Overview
The tax policy of the American Trucking Associations follows this general rule: “Taxes are levied for the purpose of obtaining essential government revenues with the least detrimental effect on taxpayers and on economic growth.” The policy encourages simplicity and neutrality in tax laws and rules and urges a federal solution to over-aggressive and discriminatory taxation of the trucking industry by state and local governments.
Federal Taxes
Taxes are levied for the purpose of obtaining essential government revenues with the least detriment to taxpayers and to economic growth. Government should avoid deficit spending. When deficits occur, every effort should be made to reduce or eliminate them through reduced spending, and not by increasing taxes. Tax collections should not surreptitiously increase through inflation. The tax system should encourage the investment necessary for national industrial growth, production, employment, and trade, but should be neutral as to investment in different types of capital equipment. Business taxation should encourage the reinvestment of earnings in sufficient amounts to promote healthy economic progress.
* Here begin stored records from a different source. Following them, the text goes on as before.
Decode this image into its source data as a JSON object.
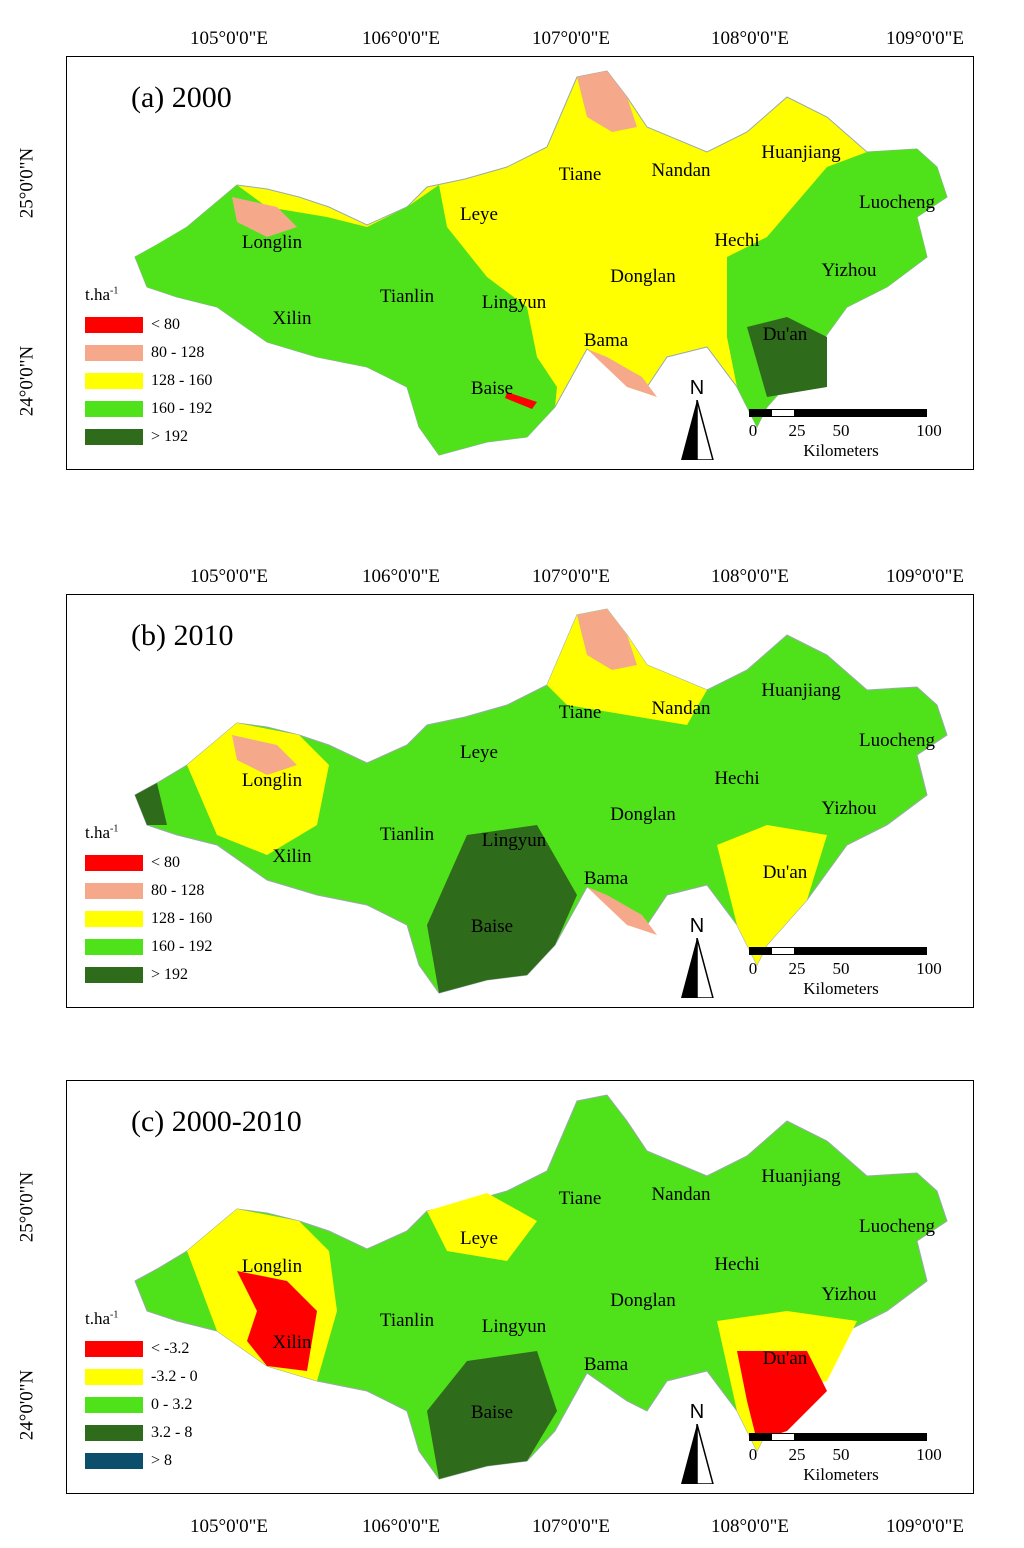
{
  "longitude_labels": [
    "105°0'0\"E",
    "106°0'0\"E",
    "107°0'0\"E",
    "108°0'0\"E",
    "109°0'0\"E"
  ],
  "latitude_labels": [
    "25°0'0\"N",
    "24°0'0\"N"
  ],
  "place_names": {
    "longlin": "Longlin",
    "xilin": "Xilin",
    "tianlin": "Tianlin",
    "leye": "Leye",
    "lingyun": "Lingyun",
    "baise": "Baise",
    "tiane": "Tiane",
    "nandan": "Nandan",
    "donglan": "Donglan",
    "bama": "Bama",
    "huanjiang": "Huanjiang",
    "hechi": "Hechi",
    "luocheng": "Luocheng",
    "yizhou": "Yizhou",
    "duan": "Du'an"
  },
  "north_label": "N",
  "scale": {
    "ticks": [
      "0",
      "25",
      "50",
      "100"
    ],
    "units": "Kilometers"
  },
  "panels": [
    {
      "title": "(a) 2000",
      "legend_unit": "t.ha",
      "legend_unit_sup": "-1",
      "legend": [
        {
          "label": "< 80",
          "color": "#ff0000"
        },
        {
          "label": "80 - 128",
          "color": "#f5a98a"
        },
        {
          "label": "128 - 160",
          "color": "#ffff00"
        },
        {
          "label": "160 - 192",
          "color": "#4fe21a"
        },
        {
          "label": "> 192",
          "color": "#2e6b1a"
        }
      ]
    },
    {
      "title": "(b) 2010",
      "legend_unit": "t.ha",
      "legend_unit_sup": "-1",
      "legend": [
        {
          "label": "< 80",
          "color": "#ff0000"
        },
        {
          "label": "80 - 128",
          "color": "#f5a98a"
        },
        {
          "label": "128 - 160",
          "color": "#ffff00"
        },
        {
          "label": "160 - 192",
          "color": "#4fe21a"
        },
        {
          "label": "> 192",
          "color": "#2e6b1a"
        }
      ]
    },
    {
      "title": "(c) 2000-2010",
      "legend_unit": "t.ha",
      "legend_unit_sup": "-1",
      "legend": [
        {
          "label": "< -3.2",
          "color": "#ff0000"
        },
        {
          "label": "-3.2 - 0",
          "color": "#ffff00"
        },
        {
          "label": "0 - 3.2",
          "color": "#4fe21a"
        },
        {
          "label": "3.2 - 8",
          "color": "#2e6b1a"
        },
        {
          "label": "> 8",
          "color": "#0b4f6c"
        }
      ]
    }
  ]
}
The federal estate and gift tax should be eliminated, or in the alternative structured so that their impact on small businesses is minimal. The federal tax system and the federal tax law should be made as simple and equitable as possible for taxpayers. In general, all businesses should be taxed at similar effective tax rates; in particular, the Code should be structured so that all modes of transportation are taxed at fair and comparable levels.
State Business Taxes
ATA supports the enactment of federal law protecting interstate motor carriers from discriminatory state and local taxes to the same degree as federal law currently protects the railroad industry. ATA supports the federal law that restricts the imposition of state and local income taxes on motor carrier workers to the state of their residence, and supports the enactment of similar federal legislation to protect interstate carriers from unreasonable state and local taxation. In general, local governments should be prevented by state or federal law from imposing business taxes on interstate motor carriers that do not have a local business establishment.
Fuel Taxes
The excise tax on fuel has proven itself to be one of the most efficient taxes, and should remain the major component of federal and state highway funding systems. Contrary to recent pronouncements, ATA does not believe that the fuel tax is obsolete or inequitable, either now or, at least as the tax is applied to the use of fuel by heavy commercial vehicles, in the foreseeable future. ATA supports the continuation of the dyeing of off-highway diesel fuel as a tax-enforcement mechanism, and the application of the tax on diesel fuel at the rack. ATA supports the federal mandate for state membership in the International Fuel Tax Agreement, which provides a uniform, efficient means of the collection of state and provincial fuel use taxes from interstate motor carriers.
Vehicle Registration
Vehicle registration fees and the fuel tax are the two components of a two-structure system of highway user fees, which ATA supports as the acceptable basis of highway taxation in every state. State vehicle registration fees for combination vehicles should impose the primary fee on the power unit of the combination, with only a nominal fee on trailing equipment, which should have free registration reciprocity everywhere. ATA supports the expansion of registration reciprocity for trucks and tractors to both interstate and intrastate vehicle movements. ATA supports the federal mandate for state membership in the International Registration Plan, which provides a uniform, efficient means for the registration of the vehicles of interstate motor carriers, and the provision of reciprocity for their operation in the United States and Canada.
IRP, IFTA & UCRA
The International Registration Plan, the International Fuel Tax Agreement, and the Unified Carrier Registration Agreement are the systems, and their governing organizations, through which interstate motor carriers fulfill their obligations for vehicle registration fees, fuel use taxes, and unified registration fees to all the states and the Canadian provinces. ATA serves as the primary spokesman to all three of these state (and provincial) organizations on behalf of the trucking industry. ATA supports the federal mandate for state membership in IRP and IFTA.
Weight-Distance Taxes
ATA opposes weight-distance taxes, mileage taxes, and other third-structure taxes on trucks, including vehicle-miles traveled (VMT) taxes and mileage-based user fees. These taxes have over many decades proven themselves to be expensive to collect and to comply with, unfair in application, wide open to evasion, and unacceptable both politically and practically. ATA does not believe that the application of advanced technologies can render such taxes acceptable.